I live in sartorial elegance. My desk is a folding table left over from some camping trips; the chair is a repurposed dining room chair with an extra cushion added. But the view is of the wooded area of my lot, and I hear the little waterfall and the birds every morning. Actually, it can be a struggle this time of year to work. There is too much to draw me outside. I don’t have that issue during the winter when snow shoveling is the only thing to draw me out.

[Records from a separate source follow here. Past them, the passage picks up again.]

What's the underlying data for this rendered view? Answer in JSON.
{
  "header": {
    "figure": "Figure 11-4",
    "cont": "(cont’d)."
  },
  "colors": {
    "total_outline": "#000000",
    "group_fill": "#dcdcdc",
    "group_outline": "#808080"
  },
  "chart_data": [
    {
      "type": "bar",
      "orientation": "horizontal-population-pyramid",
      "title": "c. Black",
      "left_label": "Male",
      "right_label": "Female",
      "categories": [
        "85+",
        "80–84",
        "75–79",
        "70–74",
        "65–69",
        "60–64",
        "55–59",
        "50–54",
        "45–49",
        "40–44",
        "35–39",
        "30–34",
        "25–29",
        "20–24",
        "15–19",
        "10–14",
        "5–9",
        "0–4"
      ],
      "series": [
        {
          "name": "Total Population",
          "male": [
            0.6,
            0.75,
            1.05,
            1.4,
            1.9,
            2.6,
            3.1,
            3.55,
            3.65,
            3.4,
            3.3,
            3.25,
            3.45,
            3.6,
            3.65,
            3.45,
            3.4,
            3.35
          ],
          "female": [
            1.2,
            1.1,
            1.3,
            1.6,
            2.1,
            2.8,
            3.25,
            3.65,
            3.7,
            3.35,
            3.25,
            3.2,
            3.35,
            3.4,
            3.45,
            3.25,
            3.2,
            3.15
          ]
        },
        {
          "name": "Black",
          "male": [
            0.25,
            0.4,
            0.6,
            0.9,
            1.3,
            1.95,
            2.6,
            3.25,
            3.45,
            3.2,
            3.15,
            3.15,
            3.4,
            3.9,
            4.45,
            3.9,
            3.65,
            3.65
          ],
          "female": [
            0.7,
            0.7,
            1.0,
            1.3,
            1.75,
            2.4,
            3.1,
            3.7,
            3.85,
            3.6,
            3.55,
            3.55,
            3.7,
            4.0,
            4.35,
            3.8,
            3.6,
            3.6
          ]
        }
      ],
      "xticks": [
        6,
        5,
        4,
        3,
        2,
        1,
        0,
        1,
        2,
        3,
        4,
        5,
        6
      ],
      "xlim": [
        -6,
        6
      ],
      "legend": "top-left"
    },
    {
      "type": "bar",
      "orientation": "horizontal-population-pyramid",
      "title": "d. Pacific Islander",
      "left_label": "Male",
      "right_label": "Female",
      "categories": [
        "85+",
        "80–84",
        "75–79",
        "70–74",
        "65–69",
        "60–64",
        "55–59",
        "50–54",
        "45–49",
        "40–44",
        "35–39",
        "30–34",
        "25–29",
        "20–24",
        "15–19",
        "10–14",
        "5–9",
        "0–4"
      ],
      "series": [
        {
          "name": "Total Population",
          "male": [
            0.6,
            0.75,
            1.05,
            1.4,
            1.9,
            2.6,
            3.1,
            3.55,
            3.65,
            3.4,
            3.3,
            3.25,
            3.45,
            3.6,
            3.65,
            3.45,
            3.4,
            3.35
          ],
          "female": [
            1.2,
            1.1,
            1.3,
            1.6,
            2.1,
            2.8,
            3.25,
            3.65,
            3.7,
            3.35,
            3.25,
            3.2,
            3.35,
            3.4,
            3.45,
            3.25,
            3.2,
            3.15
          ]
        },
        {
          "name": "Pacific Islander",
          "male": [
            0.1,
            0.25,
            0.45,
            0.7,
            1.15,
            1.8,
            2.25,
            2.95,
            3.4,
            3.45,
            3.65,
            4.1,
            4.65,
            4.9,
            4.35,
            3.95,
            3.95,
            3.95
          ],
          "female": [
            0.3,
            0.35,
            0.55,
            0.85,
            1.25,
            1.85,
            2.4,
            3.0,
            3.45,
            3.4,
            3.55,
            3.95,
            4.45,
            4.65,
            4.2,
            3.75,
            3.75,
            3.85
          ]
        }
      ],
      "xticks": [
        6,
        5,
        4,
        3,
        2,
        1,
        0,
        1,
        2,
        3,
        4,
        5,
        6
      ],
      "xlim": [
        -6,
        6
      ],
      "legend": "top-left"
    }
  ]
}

I didn’t always have it this good. Once upon a time, I worked for the Gov, had an office with a GSA-approved desk for my rank ( yep, that’s a real thing), and trotted off to committee meetings several times a day. I’d also listen to parrot-like recitations from government functionaries, more important and much more taken with themselves than I, natter on about the “Mission.”
This fall, when renovation is complete on my tiny upstairs office, I’ll relocate to my corner desk with a small window overlooking the pond. Books on carving, ships, and history will surround me. Outside the window will be a suet feeder only used by the audacious woodpeckers who don’t mind feeding above the common flocks at the first-floor feeders.
Occasionally, I’ll reflect on my colleagues still locked in their rounds of committee meetings, GSA-approved offices, and lectures on the “mission.”Then I’ll sit back and reflect on the sartorial excellence of my individually approved decor and the freedom of having my own mission.